Geschrieben von: Udo Bongartz   
Donnerstag, den 26. September 2019 um 00:00 Uhr

„...möglicherweise wird es Menschen motivieren“

Ramona PetravicaSozialministerin Ramona Petravica plant, ab kommendem Jahr die Dauer und Höhe des Arbeitslosengelds zu verringern. Die staatlichen Ausgaben dafür haben sich nominal (also nicht inflationsbereinigt) von 85,2 Millionen im Jahr 2014 auf 119,9 Millionen Euro im letzten Jahr erhöht. Petravica möchte die voraussichtlich eingesparte Summe von 12 Millionen Euro für Renten und andere Sozialausgaben verwenden. Sie begründet ihre Maßnahme mit einem Argument, das Deutschen noch aus der Zeit der Agenda 2010 bekannt ist: Die Erwerbslosen sollen stärker „motiviert“ werden, rasch eine neue Stelle zu finden. Petravica, Mitglied der Regierungspartei „Wem gehört das Land?“ (KPV), der von ihren Kritikern Populismus vorgeworfen wird, findet erwartungsgemäß Zuspruch von Unternehmerseite und erntet Kritik von Gewerkschaftern, doch auch ein Ökonom und eine linksliberale neue Partei bemängeln Petravicas Plan mit aufschlussreichen Argumenten.

Sozialministerin Ramona Petravica, Foto: Saeima - Krišjāņa Kariņa valdības apstiprināšana Saeimas ārkārtas sēdē, CC BY-SA 2.0, Saite

Unternehmer unterstützen Petravicas Kürzungspläne

Die Höchstdauer des Bezugs soll in Zukunft acht statt neun Monate betragen. Bislang erhielten Erwerbslose in den ersten drei Monaten das volle Gehalt weitergezahlt, in den folgenden drei Monaten 75 Prozent, die letzten drei noch 50 Prozent. Ab 2020 wird das Arbeitslosengeld alle zwei Monate reduziert, von 100 Prozent der ersten beiden Monate auf 75, dann 50 und schließlich 45 Prozent. Petravica äußerte sich zu ihrem Vorhaben in der TV-Sendung „Rita panorama“ am 16. September: „Man könnte nicht sagen, dass es sich um eine grundsätzliche Änderung handelt, doch möglicherweise wird es Menschen motivieren, auch früher auf den Arbeitsmarkt zurückzukehren.“ (santa.lv). Liga Mengelsone, Leiterin des lettischen Arbeitgeberverbandes, stimmt der Ministerin mit gleichen Worten zu: „Aus Sicht der Arbeitgeber begreifen wir, dass Arbeitskräfte fehlen. So könnte eine schnellere Rückkehr auf den Arbeitsmarkt erfolgen und das ist der richtige Schritt. Die Frage ist, ob wir darüber rechtzeitig informiert wurden, ob man sich darauf vorbereiten kann,“ meinte sie in der Radiosendung „Pecpusdiena“. (lsm.lv)

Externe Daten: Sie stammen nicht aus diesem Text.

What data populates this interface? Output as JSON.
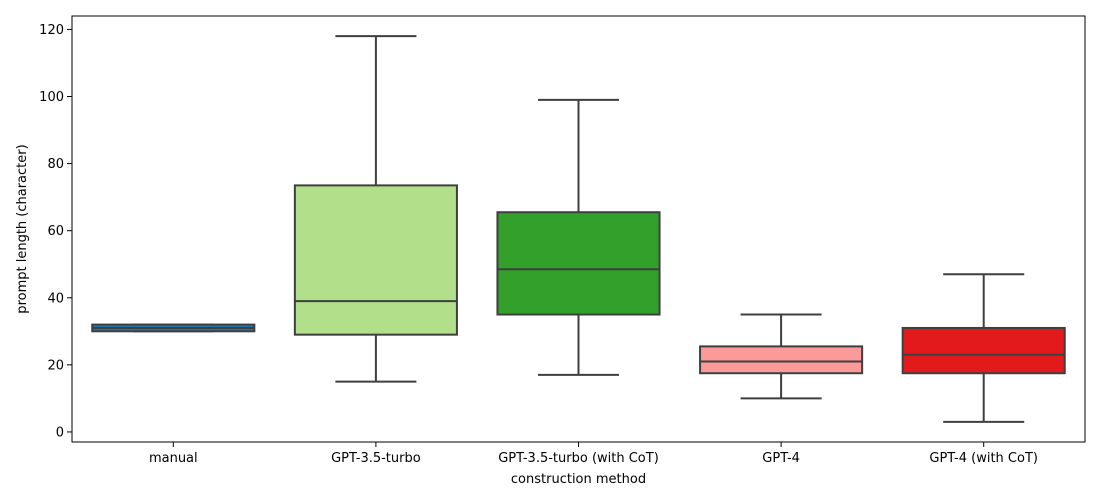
{
  "chart_data": {
    "type": "box",
    "title": "",
    "xlabel": "construction method",
    "ylabel": "prompt length (character)",
    "ylim": [
      -3,
      124
    ],
    "yticks": [
      0,
      20,
      40,
      60,
      80,
      100,
      120
    ],
    "grid": false,
    "legend": "none",
    "categories": [
      "manual",
      "GPT-3.5-turbo",
      "GPT-3.5-turbo (with CoT)",
      "GPT-4",
      "GPT-4 (with CoT)"
    ],
    "boxes": [
      {
        "category": "manual",
        "whisker_low": 30,
        "q1": 30,
        "median": 31,
        "q3": 32,
        "whisker_high": 32,
        "color": "#1f78b4"
      },
      {
        "category": "GPT-3.5-turbo",
        "whisker_low": 15,
        "q1": 29,
        "median": 39,
        "q3": 73.5,
        "whisker_high": 118,
        "color": "#b2df8a"
      },
      {
        "category": "GPT-3.5-turbo (with CoT)",
        "whisker_low": 17,
        "q1": 35,
        "median": 48.5,
        "q3": 65.5,
        "whisker_high": 99,
        "color": "#33a02c"
      },
      {
        "category": "GPT-4",
        "whisker_low": 10,
        "q1": 17.5,
        "median": 21,
        "q3": 25.5,
        "whisker_high": 35,
        "color": "#fb9a99"
      },
      {
        "category": "GPT-4 (with CoT)",
        "whisker_low": 3,
        "q1": 17.5,
        "median": 23,
        "q3": 31,
        "whisker_high": 47,
        "color": "#e31a1c"
      }
    ],
    "line_color": "#3f3f3f"
  }
}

Erwerbslosenquote ausgewählter EU-Länder

in Prozent, Quelle: Eurostat

 

2010

2014

2018

Deutschland

7

5

3,4

Österreich

4,8

5,6

4,9

Bulgarien

10,3

11,4

5,2

Estland

16,7

7,4

5,4

Litauen

17,8

10,7

6,2

Schweden

8,6

7,9

6,3

Lettland

19,5

10,8

7,4

Italien

8,4

12,7

10,6

Spanien

19,9

24,5

15,3

Griechenland

12,7

26,5

19,3

EU-Durchschnitt

9,6

10,2

6,8

Lettlands Erwerbslosenquote hat sich seit der Finanzkrise von 2010 deutlich verringert, liegt aber noch immer über dem EU-Durchschnitt. Neben neuen Arbeitplätzen ist die geringere lettische Erwerbslosigkeit der Emigration geschuldet, Lettland verliert kontinuierlich Fachkräfte, insbesondere im medizinischen Bereich. Im westlichen Ausland locken deutlich höhere Gehälter und bessere Arbeitsbedingungen.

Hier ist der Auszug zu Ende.